Ensemble Kalman Filter for Reinforcement Learning

Ensemble Kalman Filter for Reinforcement Learning

By Prashant Girdharilal Mehta (University of Illinois)

Talk Abstract: This talk is concerned with optimal control problems for control systems in continuous time, and interacting particle system methods designed to construct approximate control solutions. Particular attention is given to the linear quadratic (LQ) control problem. There is a growing interest in revisiting this classical problem, in part due to the successes of model-based reinforcement learning (RL). The main question of this body of research (and also of our work) is to approximate the optimal control law without explicitly solving the Riccati equation.

In this talk, a novel simulation-based algorithm, namely a dual ensemble Kalman filter (EnKF), is introduced. The algorithm is used to obtain formulae for optimal control, expressed entirely in terms of the EnKF particles. An extension to the nonlinear case is also presented. The theoretical results and algorithms are illustrated with numerical experiments against the state-of-the-art.

This is joint work with Anant Joshi, Amirhossein Taghvaei and Sean Meyn. The talk is closely based on the paper.

Speaker Bio: Prashant Mehta is a Professor in the Coordinated Science Laboratory and the Department of Mechanical Science and Engineering, University of Illinois at Urbana-Champaign (UIUC). He received his Ph.D. in Applied Mathematics from Cornell University in 2004. He was the co-founder and the Chief Science Officer of the startup Rithmio whose gesture recognition technology was acquired by Bosch Sensortec in 2017. Prior to his academic appointment at UIUC in 2005, he worked at United Technologies Research Center (UTRC) where he invented the symmetry-breaking solution to suppress combustion instabilities. This solution — which helped solve a sixty-year old open problem — has since become an industry standard and is widely deployed in jet engines and afterburners sold by Pratt & Whitney.
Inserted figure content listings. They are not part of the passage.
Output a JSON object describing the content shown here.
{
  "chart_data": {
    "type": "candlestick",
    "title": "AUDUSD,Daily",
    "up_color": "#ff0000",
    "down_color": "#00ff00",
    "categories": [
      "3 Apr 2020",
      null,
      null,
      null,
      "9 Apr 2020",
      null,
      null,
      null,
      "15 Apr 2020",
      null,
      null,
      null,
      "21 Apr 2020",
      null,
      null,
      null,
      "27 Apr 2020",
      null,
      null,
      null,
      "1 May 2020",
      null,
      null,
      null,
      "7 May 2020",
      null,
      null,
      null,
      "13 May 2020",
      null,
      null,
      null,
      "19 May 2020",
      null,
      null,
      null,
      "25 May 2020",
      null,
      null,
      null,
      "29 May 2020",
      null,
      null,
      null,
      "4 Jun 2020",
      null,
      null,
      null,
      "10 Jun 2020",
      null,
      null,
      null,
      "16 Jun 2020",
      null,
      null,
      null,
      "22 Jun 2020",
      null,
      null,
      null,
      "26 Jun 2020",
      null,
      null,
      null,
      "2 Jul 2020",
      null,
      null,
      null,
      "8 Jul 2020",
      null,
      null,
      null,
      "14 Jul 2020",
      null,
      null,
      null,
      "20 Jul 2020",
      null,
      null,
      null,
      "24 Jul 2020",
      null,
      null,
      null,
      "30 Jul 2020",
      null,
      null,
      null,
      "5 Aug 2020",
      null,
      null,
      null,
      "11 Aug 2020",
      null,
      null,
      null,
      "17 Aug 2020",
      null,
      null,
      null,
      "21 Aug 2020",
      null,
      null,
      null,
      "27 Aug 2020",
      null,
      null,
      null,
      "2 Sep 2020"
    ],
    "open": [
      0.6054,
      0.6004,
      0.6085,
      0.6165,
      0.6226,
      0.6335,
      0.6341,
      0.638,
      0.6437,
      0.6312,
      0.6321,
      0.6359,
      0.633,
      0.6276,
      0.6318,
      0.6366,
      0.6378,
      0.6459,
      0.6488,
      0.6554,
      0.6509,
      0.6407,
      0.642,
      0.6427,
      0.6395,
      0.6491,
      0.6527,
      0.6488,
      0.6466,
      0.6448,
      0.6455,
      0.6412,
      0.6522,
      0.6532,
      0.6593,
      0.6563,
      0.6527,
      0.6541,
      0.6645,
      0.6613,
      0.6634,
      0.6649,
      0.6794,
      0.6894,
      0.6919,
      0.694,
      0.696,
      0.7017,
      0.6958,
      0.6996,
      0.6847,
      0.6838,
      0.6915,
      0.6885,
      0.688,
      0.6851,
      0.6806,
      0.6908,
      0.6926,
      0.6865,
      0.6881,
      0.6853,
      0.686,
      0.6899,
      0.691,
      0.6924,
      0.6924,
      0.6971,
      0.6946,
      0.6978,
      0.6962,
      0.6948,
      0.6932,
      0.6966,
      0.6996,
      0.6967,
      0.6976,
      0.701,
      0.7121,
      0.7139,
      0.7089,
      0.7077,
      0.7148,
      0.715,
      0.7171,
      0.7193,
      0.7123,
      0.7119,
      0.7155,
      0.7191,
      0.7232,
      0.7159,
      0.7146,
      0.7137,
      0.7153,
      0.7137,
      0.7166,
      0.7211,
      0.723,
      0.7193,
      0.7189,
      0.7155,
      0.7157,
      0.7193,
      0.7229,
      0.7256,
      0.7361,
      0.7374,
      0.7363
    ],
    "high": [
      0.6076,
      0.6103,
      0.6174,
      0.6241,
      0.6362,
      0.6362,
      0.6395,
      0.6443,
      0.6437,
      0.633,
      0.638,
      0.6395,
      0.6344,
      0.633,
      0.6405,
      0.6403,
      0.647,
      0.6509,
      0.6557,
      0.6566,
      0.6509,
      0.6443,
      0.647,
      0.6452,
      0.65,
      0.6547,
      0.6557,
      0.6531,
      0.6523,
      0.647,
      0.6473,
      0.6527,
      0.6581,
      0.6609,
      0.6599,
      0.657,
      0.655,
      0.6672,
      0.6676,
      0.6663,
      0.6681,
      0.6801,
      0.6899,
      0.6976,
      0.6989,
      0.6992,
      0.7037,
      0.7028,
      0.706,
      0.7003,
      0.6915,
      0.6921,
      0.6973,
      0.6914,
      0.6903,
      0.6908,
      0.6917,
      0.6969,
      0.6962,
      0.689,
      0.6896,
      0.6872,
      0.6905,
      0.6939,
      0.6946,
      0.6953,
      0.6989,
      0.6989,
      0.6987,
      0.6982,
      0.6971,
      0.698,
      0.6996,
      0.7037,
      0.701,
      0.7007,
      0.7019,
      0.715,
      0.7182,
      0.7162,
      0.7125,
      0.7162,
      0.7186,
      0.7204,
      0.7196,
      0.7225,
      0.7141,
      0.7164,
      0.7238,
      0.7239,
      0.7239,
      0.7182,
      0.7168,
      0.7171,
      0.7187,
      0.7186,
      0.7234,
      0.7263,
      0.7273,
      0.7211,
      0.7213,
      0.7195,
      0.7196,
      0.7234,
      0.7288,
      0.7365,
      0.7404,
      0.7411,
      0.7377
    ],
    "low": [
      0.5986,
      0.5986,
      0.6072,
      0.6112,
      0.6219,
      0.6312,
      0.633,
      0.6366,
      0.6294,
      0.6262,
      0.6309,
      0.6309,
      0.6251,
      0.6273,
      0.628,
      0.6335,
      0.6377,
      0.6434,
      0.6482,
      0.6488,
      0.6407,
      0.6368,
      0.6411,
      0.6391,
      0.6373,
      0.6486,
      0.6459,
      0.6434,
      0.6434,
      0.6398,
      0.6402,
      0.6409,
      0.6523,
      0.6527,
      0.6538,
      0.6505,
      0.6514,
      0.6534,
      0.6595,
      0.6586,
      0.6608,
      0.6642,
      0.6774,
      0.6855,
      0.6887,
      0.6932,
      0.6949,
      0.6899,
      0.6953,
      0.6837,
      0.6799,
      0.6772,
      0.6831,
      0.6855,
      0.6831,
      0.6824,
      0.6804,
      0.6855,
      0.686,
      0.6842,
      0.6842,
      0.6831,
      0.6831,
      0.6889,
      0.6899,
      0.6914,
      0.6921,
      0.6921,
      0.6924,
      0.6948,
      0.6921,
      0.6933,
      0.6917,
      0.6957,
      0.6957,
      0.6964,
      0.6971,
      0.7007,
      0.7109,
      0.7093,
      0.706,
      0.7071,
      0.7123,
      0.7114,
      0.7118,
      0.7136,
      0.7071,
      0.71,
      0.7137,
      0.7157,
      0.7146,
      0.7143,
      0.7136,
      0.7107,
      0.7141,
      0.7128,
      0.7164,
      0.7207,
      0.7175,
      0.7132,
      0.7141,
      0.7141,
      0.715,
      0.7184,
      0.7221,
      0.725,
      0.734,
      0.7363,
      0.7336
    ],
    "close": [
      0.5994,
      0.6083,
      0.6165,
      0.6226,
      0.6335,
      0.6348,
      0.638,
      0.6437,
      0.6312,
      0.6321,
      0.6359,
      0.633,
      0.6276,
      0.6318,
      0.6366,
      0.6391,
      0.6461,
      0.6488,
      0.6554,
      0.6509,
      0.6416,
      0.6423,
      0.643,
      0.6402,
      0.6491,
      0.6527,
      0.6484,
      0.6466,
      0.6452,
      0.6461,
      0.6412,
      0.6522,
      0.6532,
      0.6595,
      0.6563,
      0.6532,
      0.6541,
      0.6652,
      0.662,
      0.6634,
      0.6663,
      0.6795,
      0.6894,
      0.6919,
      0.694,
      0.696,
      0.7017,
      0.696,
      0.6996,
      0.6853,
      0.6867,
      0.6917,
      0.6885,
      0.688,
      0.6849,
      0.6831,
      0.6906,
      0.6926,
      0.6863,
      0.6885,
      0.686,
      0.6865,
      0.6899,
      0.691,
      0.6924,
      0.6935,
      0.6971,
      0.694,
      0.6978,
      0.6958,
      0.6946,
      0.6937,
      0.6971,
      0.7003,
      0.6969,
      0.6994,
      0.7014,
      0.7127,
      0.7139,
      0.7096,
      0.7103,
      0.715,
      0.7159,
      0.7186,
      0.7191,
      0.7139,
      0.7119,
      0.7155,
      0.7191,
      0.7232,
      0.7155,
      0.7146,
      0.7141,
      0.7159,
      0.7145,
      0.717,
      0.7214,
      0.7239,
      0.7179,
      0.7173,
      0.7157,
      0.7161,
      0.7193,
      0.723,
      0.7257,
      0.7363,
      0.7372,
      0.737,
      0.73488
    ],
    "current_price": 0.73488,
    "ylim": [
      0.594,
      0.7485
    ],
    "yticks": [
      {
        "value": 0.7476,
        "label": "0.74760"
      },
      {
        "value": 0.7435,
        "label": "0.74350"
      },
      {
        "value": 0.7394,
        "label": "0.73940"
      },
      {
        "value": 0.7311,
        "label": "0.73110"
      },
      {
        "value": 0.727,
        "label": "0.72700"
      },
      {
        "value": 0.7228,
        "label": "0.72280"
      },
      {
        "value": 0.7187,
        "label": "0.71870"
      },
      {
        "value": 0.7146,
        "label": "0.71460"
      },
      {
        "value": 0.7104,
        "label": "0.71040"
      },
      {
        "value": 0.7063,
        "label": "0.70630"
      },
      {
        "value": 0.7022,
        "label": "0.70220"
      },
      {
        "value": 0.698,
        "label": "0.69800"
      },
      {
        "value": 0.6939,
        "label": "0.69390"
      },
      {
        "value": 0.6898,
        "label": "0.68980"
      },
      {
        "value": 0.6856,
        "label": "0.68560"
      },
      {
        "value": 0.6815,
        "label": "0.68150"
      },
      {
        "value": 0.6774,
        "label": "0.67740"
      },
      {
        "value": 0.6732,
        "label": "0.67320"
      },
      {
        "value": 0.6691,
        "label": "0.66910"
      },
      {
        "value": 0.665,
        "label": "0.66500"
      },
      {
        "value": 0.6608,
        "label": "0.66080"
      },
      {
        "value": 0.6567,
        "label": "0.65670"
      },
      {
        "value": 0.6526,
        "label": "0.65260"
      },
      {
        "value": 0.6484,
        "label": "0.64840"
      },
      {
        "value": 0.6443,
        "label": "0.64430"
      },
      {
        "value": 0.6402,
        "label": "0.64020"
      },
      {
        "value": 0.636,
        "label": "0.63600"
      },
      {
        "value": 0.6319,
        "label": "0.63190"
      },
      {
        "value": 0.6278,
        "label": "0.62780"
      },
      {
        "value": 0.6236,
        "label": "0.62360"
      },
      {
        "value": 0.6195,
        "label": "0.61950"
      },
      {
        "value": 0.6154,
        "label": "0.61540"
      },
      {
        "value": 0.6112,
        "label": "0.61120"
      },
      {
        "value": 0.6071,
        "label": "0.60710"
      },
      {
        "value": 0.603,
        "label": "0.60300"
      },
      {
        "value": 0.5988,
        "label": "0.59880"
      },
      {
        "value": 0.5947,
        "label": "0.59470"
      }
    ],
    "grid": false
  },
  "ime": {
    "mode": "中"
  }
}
Prashant Mehta received the Outstanding Achievement Award at UTRC for his contributions to modeling and control of combustion instabilities in jet-engines. His students have received the Best Student Paper Awards at the IEEE Conference on Decision and Control in 2007, 2009 and most recently in 2019; and have been finalists for these awards in 2010 and 2012. He serves as an Associate Editor for the IEEE Transactions on Automatic Control (2019-), the Systems and Control Letters (2011-14), and the ASME Journal of Dynamic Systems, Measurement and Control (2012-16).